I do all my HF, high powered long antenna activities at a friend’s house with his equipment.

So why besides it being as old as me would I want a Radio Shack Pro-32?

I mean, compared to the modern scanners: It is bulky as a brick in size and weight. It is power hungry as a starving pit bull in a butcher. It is slower than molasses in the dead of winter when it comes to scan and search speed. It is analog only which makes it obsolete, at least partially. And the coverage is limited.

Yes, that is all very true.


I find that for what I listen to most which is railroad and marine traffic, older scanners are far more sensitive than their modern counterparts. They clearly pull in signals from farther away that most modern scanners cannot even detect. Japanese electronics, which this particular scanner was made in Japan, seem to overwhelmingly outperform their Chinese and Vietnamese made descendants in ways where performance truly counts.

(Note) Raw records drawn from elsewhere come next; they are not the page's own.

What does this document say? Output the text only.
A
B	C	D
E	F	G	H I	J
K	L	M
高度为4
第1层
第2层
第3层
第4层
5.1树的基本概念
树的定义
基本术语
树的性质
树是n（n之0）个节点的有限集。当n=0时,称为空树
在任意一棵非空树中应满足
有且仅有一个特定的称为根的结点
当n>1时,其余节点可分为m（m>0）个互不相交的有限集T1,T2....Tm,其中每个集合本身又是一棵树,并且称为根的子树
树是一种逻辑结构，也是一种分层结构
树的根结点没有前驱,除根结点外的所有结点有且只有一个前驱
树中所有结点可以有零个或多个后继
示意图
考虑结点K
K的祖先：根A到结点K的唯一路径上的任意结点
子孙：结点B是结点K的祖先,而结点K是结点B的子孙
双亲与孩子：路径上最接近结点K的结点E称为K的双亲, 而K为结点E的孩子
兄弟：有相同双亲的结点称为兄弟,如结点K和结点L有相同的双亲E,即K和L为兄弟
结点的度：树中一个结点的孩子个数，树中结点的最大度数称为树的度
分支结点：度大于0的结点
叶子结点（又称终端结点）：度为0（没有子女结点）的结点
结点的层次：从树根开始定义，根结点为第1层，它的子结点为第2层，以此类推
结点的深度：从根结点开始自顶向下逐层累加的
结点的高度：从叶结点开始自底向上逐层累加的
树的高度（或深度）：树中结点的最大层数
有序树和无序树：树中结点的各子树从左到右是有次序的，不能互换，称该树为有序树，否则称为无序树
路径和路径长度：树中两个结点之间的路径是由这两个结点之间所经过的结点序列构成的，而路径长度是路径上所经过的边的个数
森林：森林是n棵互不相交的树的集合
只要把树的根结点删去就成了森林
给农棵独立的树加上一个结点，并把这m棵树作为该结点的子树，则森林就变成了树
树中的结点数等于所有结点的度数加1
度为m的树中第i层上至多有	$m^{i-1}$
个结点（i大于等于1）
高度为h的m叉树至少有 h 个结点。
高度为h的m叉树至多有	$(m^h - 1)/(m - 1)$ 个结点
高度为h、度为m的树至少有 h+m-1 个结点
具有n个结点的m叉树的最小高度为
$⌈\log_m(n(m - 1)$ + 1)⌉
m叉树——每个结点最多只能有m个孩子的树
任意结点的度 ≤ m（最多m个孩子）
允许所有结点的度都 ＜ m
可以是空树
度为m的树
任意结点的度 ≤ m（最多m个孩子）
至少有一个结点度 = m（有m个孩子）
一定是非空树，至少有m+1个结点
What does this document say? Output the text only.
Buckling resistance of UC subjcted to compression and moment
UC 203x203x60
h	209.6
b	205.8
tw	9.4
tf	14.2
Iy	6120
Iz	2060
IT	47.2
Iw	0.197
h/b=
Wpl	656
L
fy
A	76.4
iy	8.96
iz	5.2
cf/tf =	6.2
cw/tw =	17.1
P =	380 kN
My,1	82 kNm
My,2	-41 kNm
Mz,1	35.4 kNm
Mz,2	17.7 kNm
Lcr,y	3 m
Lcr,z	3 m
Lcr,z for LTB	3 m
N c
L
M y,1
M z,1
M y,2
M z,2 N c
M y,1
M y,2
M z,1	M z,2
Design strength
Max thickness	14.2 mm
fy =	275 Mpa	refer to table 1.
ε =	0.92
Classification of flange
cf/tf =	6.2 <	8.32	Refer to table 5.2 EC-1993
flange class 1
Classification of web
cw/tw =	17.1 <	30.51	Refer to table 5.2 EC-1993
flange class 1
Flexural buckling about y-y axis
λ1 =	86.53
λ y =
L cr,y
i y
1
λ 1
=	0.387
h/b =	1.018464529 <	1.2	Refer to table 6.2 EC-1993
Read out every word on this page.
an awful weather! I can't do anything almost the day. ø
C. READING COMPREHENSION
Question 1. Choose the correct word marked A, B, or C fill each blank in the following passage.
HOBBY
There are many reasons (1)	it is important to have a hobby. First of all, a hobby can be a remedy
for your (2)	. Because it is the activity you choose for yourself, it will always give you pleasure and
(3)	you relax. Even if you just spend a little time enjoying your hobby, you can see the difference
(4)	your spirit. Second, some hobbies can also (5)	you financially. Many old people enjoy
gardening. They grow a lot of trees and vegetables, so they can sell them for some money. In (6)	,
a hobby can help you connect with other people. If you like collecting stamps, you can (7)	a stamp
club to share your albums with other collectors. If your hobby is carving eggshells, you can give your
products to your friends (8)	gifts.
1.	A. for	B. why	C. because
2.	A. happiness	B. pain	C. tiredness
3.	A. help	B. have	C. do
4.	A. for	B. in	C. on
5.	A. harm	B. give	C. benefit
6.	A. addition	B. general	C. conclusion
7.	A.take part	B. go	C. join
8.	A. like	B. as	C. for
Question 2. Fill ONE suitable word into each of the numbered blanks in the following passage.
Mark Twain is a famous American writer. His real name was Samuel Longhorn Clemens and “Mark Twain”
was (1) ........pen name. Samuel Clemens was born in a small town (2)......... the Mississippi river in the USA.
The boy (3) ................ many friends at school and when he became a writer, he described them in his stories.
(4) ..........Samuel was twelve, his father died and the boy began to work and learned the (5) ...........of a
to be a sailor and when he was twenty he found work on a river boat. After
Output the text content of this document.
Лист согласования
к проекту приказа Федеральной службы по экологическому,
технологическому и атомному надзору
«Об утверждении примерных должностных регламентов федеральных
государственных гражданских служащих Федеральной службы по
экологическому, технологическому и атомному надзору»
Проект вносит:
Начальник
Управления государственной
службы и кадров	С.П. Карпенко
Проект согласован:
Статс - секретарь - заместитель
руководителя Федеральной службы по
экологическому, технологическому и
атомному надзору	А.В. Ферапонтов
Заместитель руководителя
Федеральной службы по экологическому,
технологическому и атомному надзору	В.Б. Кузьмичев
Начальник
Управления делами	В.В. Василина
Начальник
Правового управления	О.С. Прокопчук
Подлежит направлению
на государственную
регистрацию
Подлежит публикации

I interpreted the date code (5A7) to mean this particular unit was made in May of 1987. That means it was made thirty two years ago this month (the same month I bought it)!

What amuses and amazes me the most is that the model number is 32, I am 32 (at the time of writing this) and it is also 32! God definitely has His hand in this!

This concludes my review on the Radio Shack Pro-32.

I would like to thank and cite Radio Shack Catalogs for the picture (which I do not own) and the technical details.

I hope you the reader have been informed and entertained by this piece. Thank you for taking the time of reading and may God richly bless you!